After having engaged in the genius work, how would you say that you have changed as a leader?

It starts with listening. I’m generally trying to be more self-aware, to bring a more intentional listening for the kind of thinking in the organization, and listening to myself and to the thinking that I have in my head. And the thing that keeps resonating, and that I try to practice consistently, is how do I create a space to access my genius and the genius of others?

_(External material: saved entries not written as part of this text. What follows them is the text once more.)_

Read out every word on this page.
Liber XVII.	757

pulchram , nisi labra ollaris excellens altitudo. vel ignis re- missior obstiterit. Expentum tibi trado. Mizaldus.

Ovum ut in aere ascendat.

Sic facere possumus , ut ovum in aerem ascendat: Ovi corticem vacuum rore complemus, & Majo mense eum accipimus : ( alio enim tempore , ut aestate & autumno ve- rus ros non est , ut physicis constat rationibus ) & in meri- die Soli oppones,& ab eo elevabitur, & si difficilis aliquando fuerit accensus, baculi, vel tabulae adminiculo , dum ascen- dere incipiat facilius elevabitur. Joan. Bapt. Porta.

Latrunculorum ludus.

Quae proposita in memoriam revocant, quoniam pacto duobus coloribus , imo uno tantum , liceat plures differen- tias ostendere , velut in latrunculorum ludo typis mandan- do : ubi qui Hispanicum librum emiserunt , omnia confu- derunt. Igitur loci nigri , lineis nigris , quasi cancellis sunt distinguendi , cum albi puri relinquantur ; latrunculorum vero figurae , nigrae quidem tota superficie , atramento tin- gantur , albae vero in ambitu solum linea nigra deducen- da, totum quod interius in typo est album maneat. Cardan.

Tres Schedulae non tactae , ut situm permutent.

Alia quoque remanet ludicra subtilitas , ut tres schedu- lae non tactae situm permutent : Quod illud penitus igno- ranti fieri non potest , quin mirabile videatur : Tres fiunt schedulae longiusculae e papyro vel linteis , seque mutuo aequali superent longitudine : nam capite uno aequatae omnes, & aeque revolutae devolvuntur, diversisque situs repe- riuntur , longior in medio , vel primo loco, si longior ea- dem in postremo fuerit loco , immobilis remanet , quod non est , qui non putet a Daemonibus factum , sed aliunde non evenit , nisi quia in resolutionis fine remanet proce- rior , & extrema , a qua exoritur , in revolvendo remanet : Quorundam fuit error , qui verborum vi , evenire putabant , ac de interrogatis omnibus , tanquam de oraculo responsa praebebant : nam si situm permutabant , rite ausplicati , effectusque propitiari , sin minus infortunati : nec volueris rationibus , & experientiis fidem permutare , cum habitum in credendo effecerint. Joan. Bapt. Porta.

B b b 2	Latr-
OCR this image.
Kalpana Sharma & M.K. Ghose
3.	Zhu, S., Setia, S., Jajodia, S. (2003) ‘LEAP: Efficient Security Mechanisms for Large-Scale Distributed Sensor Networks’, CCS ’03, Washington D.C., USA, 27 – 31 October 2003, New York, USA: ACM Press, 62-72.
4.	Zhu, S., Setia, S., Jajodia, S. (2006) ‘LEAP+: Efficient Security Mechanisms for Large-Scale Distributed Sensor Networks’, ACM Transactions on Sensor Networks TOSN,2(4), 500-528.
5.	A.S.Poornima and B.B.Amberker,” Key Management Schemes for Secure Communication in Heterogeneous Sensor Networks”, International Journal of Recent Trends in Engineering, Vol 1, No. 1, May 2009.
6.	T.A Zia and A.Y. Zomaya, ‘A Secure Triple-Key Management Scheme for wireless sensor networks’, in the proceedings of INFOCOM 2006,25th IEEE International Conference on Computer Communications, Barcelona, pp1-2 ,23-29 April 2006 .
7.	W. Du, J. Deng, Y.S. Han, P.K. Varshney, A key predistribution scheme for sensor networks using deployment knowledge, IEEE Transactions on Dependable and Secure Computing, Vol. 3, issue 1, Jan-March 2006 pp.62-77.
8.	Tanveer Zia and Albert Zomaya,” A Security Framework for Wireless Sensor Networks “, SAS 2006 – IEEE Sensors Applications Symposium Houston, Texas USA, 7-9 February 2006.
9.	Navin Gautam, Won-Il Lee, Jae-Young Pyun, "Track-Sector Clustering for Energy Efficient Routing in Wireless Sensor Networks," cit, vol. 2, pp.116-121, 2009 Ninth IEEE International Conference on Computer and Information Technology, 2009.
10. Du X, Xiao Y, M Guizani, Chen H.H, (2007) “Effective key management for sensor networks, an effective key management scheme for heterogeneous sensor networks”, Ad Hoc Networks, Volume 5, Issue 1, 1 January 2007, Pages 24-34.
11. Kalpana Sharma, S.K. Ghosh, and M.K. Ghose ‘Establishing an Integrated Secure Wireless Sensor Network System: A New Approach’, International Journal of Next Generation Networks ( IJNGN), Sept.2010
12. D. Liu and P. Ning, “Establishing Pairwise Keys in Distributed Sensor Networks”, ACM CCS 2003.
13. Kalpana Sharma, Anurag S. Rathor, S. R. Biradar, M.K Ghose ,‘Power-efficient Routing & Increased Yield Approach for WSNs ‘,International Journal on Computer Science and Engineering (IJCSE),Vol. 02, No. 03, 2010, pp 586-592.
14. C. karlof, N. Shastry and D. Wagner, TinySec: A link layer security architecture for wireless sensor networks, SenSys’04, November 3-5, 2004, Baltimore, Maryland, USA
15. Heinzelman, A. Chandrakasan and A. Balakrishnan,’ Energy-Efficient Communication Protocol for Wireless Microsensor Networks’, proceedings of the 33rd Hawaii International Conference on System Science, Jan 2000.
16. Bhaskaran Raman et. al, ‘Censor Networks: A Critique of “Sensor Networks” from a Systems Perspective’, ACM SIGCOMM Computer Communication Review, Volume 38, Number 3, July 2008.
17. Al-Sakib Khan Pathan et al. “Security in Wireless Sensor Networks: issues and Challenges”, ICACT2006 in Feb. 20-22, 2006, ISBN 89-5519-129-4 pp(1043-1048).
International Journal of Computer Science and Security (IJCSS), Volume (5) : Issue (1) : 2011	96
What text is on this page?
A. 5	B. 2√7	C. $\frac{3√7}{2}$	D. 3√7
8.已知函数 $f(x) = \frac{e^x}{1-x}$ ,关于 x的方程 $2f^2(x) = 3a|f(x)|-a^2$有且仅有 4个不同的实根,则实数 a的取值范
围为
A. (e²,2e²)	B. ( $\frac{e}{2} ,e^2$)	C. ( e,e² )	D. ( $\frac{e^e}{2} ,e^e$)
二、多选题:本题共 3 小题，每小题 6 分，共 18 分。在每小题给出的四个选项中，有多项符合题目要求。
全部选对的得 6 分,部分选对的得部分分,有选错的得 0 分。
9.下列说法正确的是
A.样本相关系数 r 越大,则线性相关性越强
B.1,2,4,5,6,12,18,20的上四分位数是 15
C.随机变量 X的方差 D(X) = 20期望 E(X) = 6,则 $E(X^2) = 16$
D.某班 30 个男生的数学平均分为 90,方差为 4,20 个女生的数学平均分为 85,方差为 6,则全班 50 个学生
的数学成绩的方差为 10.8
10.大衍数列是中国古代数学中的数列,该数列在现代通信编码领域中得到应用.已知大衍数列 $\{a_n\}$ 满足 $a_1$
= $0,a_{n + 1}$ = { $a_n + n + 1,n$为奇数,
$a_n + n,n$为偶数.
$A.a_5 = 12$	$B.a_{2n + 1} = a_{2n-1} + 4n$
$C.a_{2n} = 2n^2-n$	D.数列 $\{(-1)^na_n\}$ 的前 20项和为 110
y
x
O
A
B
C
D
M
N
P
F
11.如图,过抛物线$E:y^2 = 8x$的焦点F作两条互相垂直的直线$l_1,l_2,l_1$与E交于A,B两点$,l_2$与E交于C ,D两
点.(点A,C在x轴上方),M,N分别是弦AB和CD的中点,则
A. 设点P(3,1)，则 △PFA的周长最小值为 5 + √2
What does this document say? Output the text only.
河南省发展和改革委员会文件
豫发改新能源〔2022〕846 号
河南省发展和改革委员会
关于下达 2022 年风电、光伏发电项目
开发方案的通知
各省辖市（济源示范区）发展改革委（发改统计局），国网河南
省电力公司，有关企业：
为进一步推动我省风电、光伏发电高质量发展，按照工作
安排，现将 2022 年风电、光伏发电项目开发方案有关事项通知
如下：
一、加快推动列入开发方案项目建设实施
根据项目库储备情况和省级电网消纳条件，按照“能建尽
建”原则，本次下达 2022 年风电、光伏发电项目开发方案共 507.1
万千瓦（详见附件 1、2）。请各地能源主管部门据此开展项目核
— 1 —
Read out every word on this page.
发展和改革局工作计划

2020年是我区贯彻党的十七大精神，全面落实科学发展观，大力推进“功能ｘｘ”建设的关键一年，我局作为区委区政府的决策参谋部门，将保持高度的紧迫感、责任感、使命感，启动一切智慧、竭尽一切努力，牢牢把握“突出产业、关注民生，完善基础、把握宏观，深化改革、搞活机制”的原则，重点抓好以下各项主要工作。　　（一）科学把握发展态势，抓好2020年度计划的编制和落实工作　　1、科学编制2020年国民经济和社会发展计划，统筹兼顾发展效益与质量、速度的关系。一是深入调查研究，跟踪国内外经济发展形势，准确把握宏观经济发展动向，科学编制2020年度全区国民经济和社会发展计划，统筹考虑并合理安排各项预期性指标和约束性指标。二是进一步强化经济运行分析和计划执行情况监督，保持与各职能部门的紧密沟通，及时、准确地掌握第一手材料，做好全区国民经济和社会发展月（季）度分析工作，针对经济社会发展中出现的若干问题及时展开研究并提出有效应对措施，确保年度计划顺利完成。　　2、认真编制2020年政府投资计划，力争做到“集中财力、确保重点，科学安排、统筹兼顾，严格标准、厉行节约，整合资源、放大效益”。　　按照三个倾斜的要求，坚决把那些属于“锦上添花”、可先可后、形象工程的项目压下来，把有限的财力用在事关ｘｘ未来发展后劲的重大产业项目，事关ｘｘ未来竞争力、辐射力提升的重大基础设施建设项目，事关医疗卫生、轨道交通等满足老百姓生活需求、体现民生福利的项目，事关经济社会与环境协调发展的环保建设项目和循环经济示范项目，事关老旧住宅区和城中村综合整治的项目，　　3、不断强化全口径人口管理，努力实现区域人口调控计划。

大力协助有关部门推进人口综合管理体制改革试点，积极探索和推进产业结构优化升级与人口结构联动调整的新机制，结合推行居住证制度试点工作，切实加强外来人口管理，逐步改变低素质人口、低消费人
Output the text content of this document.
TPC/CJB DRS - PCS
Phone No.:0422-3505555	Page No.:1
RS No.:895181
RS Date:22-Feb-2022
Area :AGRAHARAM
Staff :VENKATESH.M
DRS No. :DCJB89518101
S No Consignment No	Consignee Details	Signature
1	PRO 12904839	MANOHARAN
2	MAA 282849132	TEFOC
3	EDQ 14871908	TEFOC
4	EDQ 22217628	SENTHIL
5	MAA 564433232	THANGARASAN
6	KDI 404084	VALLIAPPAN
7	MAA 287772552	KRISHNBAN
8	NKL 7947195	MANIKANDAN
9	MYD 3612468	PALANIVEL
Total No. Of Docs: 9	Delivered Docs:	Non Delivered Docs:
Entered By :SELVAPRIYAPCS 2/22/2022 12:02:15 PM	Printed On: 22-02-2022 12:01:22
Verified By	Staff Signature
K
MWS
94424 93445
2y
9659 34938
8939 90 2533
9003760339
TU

What are the challenges that you believe that you can now tackle and that you were not considering prior to engaging in the conference?

It’s not that there are new challenges. I think what it is for me is that I am able to look at the challenges through a different lens, which creates greater insight about potential solutions.

And will that “different lens” allow you to make a greater impact in the marketplace, when you play it all the way out?

I think absolutely. That’s why I think that the idea of the critical mass is so important, because, I can absolutely as one person, lean forward or lean in and make a difference and cause the organization to be different, and therefore the impact to be different. But I just think about the power of an increased capacity of the entire organization or system that is aligned in working in that way.